- Location: Nabatieh, Lebanon
- Date: August 17, 2024
- Attack type: Airstrike
- Deaths: 11+ people
- Injured: 4+ people
- Perpetrator: Israel Defense Forces

= August 2024 Nabatieh attack =

2024 attack on Nabatieh, Lebanon

On August 17, 2024, Israel attacked a warehouse in Nabatieh in southern Lebanon, killing at least 11 people and injuring four others. All people killed in the attack were Syrian refugees.

== Background ==
Following the October 7, 2023 attack, Israel began bombing the Gaza Strip. In retaliation, Hezbollah began skirmishing with the Israel Defense Forces (IDF), in solidarity with the Palestinians. Hezbollah has stated that it will cease its attacks only when a ceasefire is reached in the ongoing Israel-Hamas conflict in Gaza.

== Attack ==
The strike, conducted by Israeli Air Force fighter jets, targeted an iron warehouse in an industrial zone in Wadi al-Kfour, Nabatieh, which includes various factories producing bricks, metal, and aluminium, as well as a dairy farm. The warehouse was also used to house Syrian refugees, who lived on the top floor. The warehouse and nearby buildings were destroyed as a result. According to the Lebanese Health Ministry, eleven people were killed, including a woman and her two children, and three Syrians, one Sudanese were wounded, two Syrians critically. The IDF claimed responsibility, stating that it targeted at a Hezbollah weapons storage facility located approximately 12 kilometers from the Israeli border. According to witnesses and local residents, the fatalities were Syrian refugees, including factory workers residing in nearby housing.

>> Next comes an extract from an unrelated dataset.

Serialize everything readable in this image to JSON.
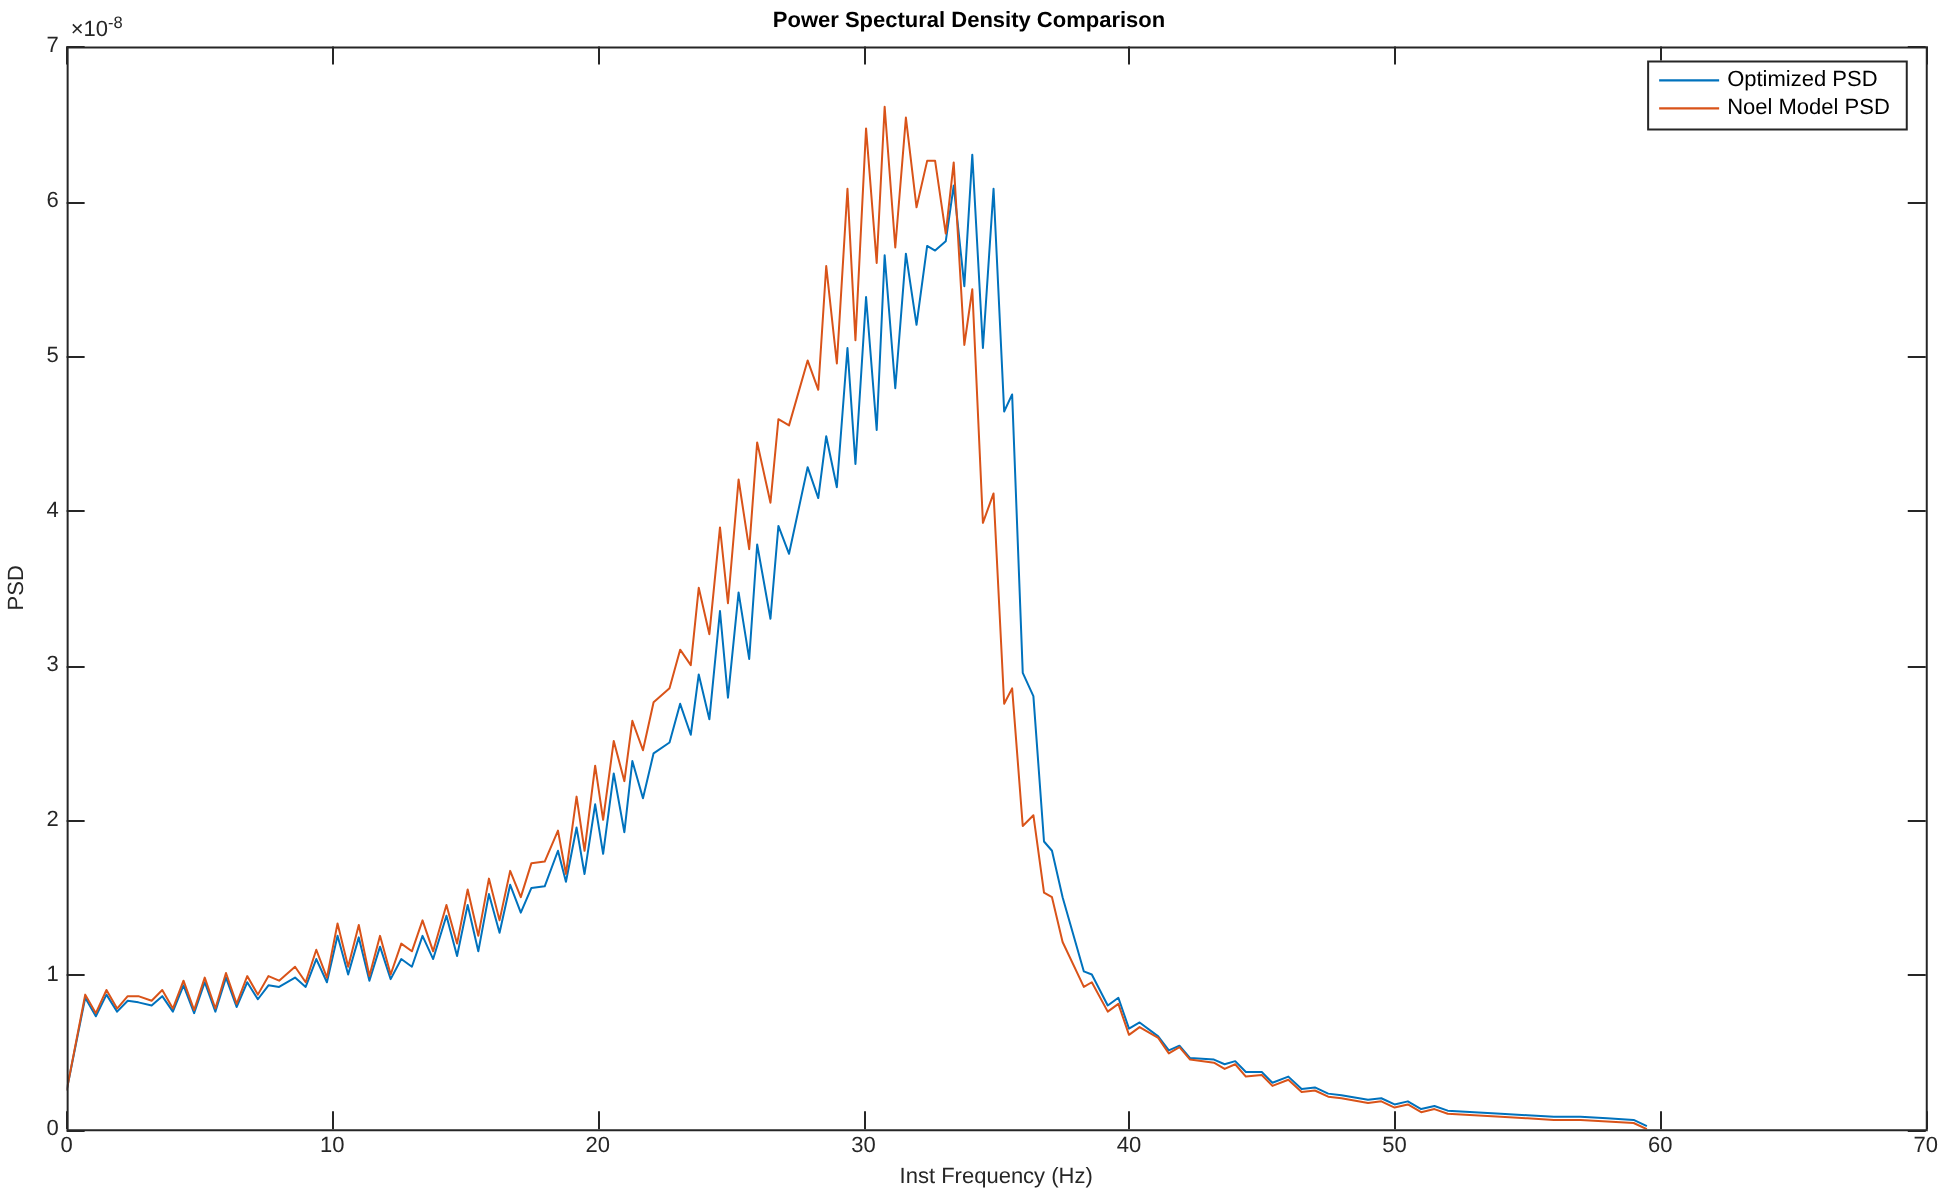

This strike was among the deadliest in Lebanon up until that point since the escalation between Hezbollah and the Israeli military, which began on 8 October 2023 following the start of the Israeli bombing campaign against Gaza. Hezbollah has stated that it will cease its attacks only when a ceasefire is reached in the ongoing Israel-Hamas conflict in Gaza.

==Reactions==
The IDF's Arabic-language spokesperson, Avichay Adraee, reiterated that the target of the strike was a Hezbollah weapons depot, maintaining that military assets were present at the site. However, relatives of the victims denied these claims, insisting that there were no weapons at the location and that it was purely an industrial facility.

Hezbollah fired 55 rockets into the Upper Galilee in response to the attack, targeting Ayelet HaShahar, Safed, and other nearby communities. Two Israeli soldiers were injured near Misgav Am, while over ten fires broke out.

The Embassy of the Philippines, Beirut advised its 11,000 citizens in Lebanon to leave the country following the strike.